Monday, back to school and facing his classmates, some who had achieved the pass mark, most hadn’t. He stayed close to L in the playground. Vulnerable, as he hasn’t been seen for years. Late in the afternoon, his teacher called. He had been crying at lunchtime: Gabe & Eliza said he was stupid (what he imagined or feared, rather than what was actually said, I believe). 

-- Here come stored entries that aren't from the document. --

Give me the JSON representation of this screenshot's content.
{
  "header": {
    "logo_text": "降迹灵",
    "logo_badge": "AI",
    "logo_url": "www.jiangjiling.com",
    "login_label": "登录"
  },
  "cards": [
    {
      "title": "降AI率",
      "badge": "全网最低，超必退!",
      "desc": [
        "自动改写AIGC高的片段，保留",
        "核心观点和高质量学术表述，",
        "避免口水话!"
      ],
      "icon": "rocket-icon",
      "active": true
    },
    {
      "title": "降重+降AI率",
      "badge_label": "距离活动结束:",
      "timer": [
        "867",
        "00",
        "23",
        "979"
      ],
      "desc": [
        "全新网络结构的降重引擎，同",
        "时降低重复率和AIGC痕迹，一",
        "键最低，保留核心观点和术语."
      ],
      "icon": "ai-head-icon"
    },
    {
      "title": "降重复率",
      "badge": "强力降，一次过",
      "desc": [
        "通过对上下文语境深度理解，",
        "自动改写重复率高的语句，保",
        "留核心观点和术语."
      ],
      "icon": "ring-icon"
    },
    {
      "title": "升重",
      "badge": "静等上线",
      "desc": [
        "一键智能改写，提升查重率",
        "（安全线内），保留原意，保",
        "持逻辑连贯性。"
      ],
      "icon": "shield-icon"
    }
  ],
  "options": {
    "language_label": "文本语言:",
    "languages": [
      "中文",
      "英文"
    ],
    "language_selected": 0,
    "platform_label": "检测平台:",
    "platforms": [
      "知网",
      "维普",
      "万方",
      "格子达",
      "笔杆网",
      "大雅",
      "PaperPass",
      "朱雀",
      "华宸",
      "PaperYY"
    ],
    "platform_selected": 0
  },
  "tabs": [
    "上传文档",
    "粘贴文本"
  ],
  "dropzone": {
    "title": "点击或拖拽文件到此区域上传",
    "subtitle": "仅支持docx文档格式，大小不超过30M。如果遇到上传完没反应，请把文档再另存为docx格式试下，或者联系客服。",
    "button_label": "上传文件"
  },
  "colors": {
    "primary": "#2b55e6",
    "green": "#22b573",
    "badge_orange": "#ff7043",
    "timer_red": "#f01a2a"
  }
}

Within a few days, he’s steadier. We’re thinking about which school to opt for. His priorities are existing friends, ease of getting to school, the layout of the dinner hall and the look of the uniform. L & I are looking more at which school will engage and stretch him, but not discounting travel to school. We decide this week. 

Gabe & Eliza

Both are on notice to treat Robin gently; not to make off-hand remarks about the schools we must consider, which could easily sway him. They seem to be managing this. “I gave him a hug when the programme got scarey for him,” Eliza explained when I made my case to her for being kind to him. 

Chocolate party

Eliza

Eliza had agonised over how to celebrate her 12th birthday. She couldn’t figure out how to balance her new school friends with her old. The solution came with a joint party with a new school friend and a sleepover with her best friend.

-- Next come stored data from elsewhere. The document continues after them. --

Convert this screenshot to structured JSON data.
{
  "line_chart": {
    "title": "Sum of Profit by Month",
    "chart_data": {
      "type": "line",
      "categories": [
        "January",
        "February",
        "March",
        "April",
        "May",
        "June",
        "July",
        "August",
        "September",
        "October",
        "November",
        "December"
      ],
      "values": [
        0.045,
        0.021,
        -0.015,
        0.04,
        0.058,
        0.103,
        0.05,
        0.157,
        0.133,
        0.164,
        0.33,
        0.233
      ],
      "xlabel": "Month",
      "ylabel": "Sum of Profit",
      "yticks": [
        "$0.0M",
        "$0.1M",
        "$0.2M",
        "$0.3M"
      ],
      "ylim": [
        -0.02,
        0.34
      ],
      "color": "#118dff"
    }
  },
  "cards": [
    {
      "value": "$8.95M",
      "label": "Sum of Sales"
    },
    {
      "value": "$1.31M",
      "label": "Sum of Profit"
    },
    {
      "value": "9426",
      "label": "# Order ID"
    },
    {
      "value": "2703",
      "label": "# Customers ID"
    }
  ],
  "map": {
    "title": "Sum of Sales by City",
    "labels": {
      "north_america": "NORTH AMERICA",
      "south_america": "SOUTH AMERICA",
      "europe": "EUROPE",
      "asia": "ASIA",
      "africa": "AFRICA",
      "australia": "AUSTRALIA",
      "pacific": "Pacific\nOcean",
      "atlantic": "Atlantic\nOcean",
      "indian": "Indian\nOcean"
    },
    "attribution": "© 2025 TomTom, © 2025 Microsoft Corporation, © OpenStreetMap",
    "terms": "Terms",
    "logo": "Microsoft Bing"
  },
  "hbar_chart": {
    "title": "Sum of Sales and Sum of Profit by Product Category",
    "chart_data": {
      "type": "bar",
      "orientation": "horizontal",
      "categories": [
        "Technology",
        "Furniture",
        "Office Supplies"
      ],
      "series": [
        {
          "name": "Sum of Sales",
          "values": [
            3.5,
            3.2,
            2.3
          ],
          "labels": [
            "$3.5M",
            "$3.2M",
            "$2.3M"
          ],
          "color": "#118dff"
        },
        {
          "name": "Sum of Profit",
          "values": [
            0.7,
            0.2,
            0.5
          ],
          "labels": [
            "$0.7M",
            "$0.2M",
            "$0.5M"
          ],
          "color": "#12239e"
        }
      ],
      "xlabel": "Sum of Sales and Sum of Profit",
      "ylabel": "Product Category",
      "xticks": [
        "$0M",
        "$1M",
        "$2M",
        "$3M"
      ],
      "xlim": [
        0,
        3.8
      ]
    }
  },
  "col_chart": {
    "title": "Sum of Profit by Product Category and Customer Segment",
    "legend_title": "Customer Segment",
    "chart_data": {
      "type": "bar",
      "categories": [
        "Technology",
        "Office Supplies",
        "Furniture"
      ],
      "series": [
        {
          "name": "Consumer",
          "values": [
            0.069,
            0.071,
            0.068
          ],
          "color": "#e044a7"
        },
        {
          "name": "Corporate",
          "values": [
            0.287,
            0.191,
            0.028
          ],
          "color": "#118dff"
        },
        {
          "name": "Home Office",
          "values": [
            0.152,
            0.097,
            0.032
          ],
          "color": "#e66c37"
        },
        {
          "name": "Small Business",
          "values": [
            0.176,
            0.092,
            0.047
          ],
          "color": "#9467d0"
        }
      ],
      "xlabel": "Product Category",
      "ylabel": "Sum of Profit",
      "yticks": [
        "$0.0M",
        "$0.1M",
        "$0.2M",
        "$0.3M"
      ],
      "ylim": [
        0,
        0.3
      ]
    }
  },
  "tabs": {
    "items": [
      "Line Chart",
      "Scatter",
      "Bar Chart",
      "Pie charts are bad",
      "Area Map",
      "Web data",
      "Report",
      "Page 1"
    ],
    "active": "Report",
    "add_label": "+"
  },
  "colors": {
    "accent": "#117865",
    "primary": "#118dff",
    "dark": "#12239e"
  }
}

The joint party, in a local church hall, featured Oliver the chocolatier teaching ten attentive girls how to make truffles and other chocolate goodies. The group sat for an hour, chatting quietly and engrossed in the activity. When it was finished they picked from a buffet eating a fraction of the quantity of pizza our kids eat (and so a fraction of the pizza bought for the occasion). After tea they arranged their own games. Both sets of parents observed, praised, offered food but had very little to do with a group of self-possessed youngsters.

Robin

Robin was in a bad mood leading up to Eliza’s party. He had wanted to watch either the City match or El Classico, but both clashed with the chocolate party. Worse was to come when I offered Gabe the chance to go to the City match with friends, without extending the offer to Robin. City were one down before we left home. Robin was unimpressed and lapsed into exaggerated Manchester footy-speak as we listened to his team go further behind in the car on the way to the party.

Gabe

Monday nights, Gabe spends an hour with a German tutor. Prevented by school from studying more than one modern language, L & I arranged private tuition (the school has agreed to enter him in the exam) to enable Gabe to work towards a GCSE in German. He seems to enjoy the 1-1 lessons in our kitchen and, each week, L supplements this by working with him on vocabulary.

 

Distinction

Eliza

Eliza’s autumn of faultless examinations continues. She achieved a distinction in her grade 2 piano. We met her music teacher outside school. She was more excited than Eliza and went through each of her marks, repeating that Eliza had scored 30/30 for her first piece.

Gabe

Gabe dropped out of county advanced cricket nets. He went to two of the first three weeks, both times needing persuasion. After a long chat, I accepted that if he wasn’t enjoying it he need not go. Gabe had disliked being so young and small in a group of 13-18 year olds and not having anyone he knew in his net. I spoke to one of the county coaches, who confirmed it was a very advanced group with several county under 18s and one on the elite pathway. He agreed it was better to quit than continue unhappily and hoped Gabe would return at some point on a future course.

Robin

Robin has played two evenings of indoor cricket matches in recent weeks. I cannot account for the sudden development in his batting. As recently as September, I was under-arming balls to him in the club nets; he would swipe, miss or edge, and end up on the ground. Gentle prompts to swing with a straight bat were not well received and so I left him to thrust and mow.

Now, though, suddenly, he is playing drives with a clean straight swing and transfer of weight to his front foot. The explanations he’s offered are that he has concentrated on batting as his bowling hasn’t been as good as before and that he’s watched cricket on TV. Neither convince me, but whatever the influence, it has worked.